The decision by Judge A. Wallace Tashima issued on Tuesday came in response to a lawsuit by students and parents challenging the law, which ended a Mexican American Studies, or MAS, program run by the Tucson school district.

"The Court is convinced that decisions regarding the MAS program were motivated by a desire to advance a political agenda by capitalizing on race-based fears," Tashima wrote in his ruling.

Officials with the Arizona Department of Education were not immediately available for comment.

A Tucson Unified School District member, Kristel Ann Foster, said she was "elated" to be able to restore the program to classrooms.

In 2006, Arizona's then-schools superintendent and former attorney general, Thomas Horne, began a probe into MAS after an incident when a labor activist told students that Republicans were racist. Horne concluded the program violated school code, and the state threatened to withhold funds until it was stopped.

Tashima, however, backed a study conducted in 2012 - the year the program was dropped from the syllabus in Tucson - which found MAS helped improve the graduation rates and test scores of some of the district's worst-performing students.

One of those, Alfred Chavez, 27, said he had been on the verge of dropping out in 2006 when he signed up for MAS at Tucson High School. He credits the classes with keeping him in school and propelling him toward a career in education.

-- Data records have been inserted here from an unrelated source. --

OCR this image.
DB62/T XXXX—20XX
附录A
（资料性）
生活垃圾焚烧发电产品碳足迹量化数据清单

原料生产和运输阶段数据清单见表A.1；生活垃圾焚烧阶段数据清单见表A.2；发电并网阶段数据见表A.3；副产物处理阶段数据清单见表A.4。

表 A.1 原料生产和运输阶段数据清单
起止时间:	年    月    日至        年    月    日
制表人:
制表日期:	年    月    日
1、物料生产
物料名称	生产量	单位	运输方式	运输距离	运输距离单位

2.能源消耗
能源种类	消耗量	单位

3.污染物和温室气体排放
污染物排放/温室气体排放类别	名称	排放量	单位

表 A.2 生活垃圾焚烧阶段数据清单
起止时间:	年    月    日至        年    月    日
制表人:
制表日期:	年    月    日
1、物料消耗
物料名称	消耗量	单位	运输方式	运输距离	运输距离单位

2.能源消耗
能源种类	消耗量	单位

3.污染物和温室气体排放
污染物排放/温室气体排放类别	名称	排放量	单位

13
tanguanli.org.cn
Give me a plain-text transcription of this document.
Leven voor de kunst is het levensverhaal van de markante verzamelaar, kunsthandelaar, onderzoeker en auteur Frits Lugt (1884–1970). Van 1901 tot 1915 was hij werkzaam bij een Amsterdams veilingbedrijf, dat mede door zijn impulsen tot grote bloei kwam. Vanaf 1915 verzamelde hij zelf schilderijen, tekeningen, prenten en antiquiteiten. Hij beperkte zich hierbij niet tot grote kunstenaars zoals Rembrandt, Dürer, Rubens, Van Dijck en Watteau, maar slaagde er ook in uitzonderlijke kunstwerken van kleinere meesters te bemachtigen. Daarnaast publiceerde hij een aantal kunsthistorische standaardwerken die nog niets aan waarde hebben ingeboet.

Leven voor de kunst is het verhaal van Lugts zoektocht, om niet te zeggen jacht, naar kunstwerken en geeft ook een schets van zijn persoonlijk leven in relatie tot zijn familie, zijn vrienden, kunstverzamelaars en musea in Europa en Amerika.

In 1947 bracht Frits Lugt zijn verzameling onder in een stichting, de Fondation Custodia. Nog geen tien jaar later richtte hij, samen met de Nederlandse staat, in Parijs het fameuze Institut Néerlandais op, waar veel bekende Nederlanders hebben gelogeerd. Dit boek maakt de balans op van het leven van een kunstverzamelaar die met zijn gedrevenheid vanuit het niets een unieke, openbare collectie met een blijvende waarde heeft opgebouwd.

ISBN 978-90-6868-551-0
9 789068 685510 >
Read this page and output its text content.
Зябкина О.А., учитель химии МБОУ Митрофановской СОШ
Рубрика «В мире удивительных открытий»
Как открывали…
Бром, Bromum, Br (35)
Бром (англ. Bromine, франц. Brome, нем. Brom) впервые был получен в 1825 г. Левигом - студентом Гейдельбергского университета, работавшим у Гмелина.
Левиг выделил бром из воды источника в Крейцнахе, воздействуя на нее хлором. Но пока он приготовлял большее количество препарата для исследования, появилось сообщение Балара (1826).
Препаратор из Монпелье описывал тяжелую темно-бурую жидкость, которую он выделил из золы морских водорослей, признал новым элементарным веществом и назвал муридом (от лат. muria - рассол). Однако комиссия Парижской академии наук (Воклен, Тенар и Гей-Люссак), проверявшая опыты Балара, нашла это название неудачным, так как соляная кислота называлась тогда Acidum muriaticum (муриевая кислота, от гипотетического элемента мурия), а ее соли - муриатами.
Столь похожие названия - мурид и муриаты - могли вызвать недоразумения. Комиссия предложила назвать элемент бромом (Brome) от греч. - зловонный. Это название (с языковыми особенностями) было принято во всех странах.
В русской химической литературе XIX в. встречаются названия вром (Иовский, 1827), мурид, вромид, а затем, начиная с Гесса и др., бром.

"They didn't just appeal to the A+ student. They appealed to street kids, the marginalized population," said Chavez, who works as a program specialist at Mesa Community College near Phoenix. "It turned them on to education."

About 64 percent of Arizona's school students are Hispanic, according to state figures. The MAS program included units on Mexican-American history, art and literature.

The attorney for the parents and students who brought the lawsuit, Steve Reiss, described the ruling as an "extraordinary" win.

"To show that a state passed and implemented a law with discriminatory intent is extremely hard these days," Reiss said.

Horne said public schools should teach students from different backgrounds to treat each other as individuals.

"This decision promotes a program that does the opposite: divides students by race and promotes ethnic chauvinism," he said in a statement.